The LAST SHAMAN / SON ŞAMAN


" çare sensin "

Her ne kadar seyirliğin bir bölümü çareyi dışarıda arayan bir havada geçiyor gibi gözükse de izletinin sonu açılış da ki cümleye bağlanıyor. 

Krishnamuti'nin sözüne : "bir insanın içinde tüm dünya mevcuttur. bakmayı ve öğrenmeyi bilirsen kapı senin önünde ve anahtarı da elindedir.  Açacağın kapıyı senden başka hiç kimse açamaz ve anahtarı eline veremez."

Belgesel statüsü gibi gözükse de james'in içsel yolculuğu film tadında aktarılmış. Farklı olan kişiliklerin topluma, sisteme ve aileye olan uyumu tüm zaman ve mekanlarda zor olmuştur. Ancak günümüz dünyasında bu zorluk neredeyse aşılamaz hale gelmiştir.  Başarının ve mutluluğun anahtarını kariyer ve parada zaneden günümüz ilkel insanı, maalesef ebeveyn olduğunda da aynı beklentiyi evlatlarına yükleyerek  adeta kayıp ruhlara ölümü para kesesinde sunar hale gelmektedir.  Kendilerinin gelmek istedikleri yere, mevkiye, eğitime ve kazanca çocuklarının kalbini görmeden; hesapsızca, ruhsuzca yollama eğilimindeler.  James'in sadece IQ süne ve ona çizdikleri geleceğe odaklanan doktor anne baba, oğullarındaki umutsuzluk, mutsuzluk ve depresyonun çaresini ilaçlarda hastanelerde arar.

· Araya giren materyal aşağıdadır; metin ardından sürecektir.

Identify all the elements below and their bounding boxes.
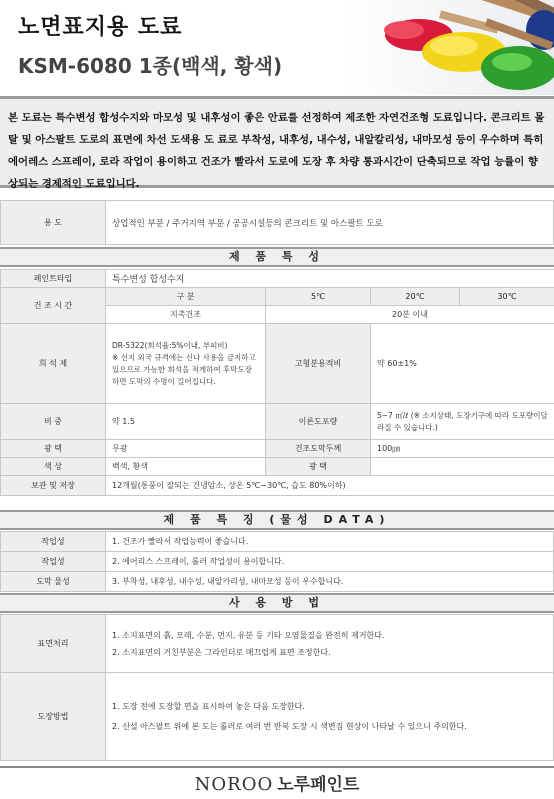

James hislerini, hırsını ve yaşama amacını yitirmiş kendini bilememenin ve bulamamanın dipsizliğinde kaybolmuş amerikalı bir gençtir. Psikiyatri bölümünde ki ağır ilaç ve terapi tedavisini terk ederek şamanların ülkesi Peruya yola çıkar.  

Şifacılığın ve  ayahuasca'nın nasıl insan sömürüsü ve ticaretine dönüştüğü gerçeği ile yüzleşen James pek çok şaman ve ritüelleri ile tanışır. Fiziken ve ruhen arınmanın eşiklerini geçer. Bitkisel tedaviler ile yol alır. Tanıştığı son şaman pepe ise kıtada tanıştığı tüm şamanlardan farklıdır. Ticari kaygı gütmeyen bedelsizce insanlara yardım eden yerli bir öğretmendir. Karşılığını bu materyalist dünyada alacaktır. 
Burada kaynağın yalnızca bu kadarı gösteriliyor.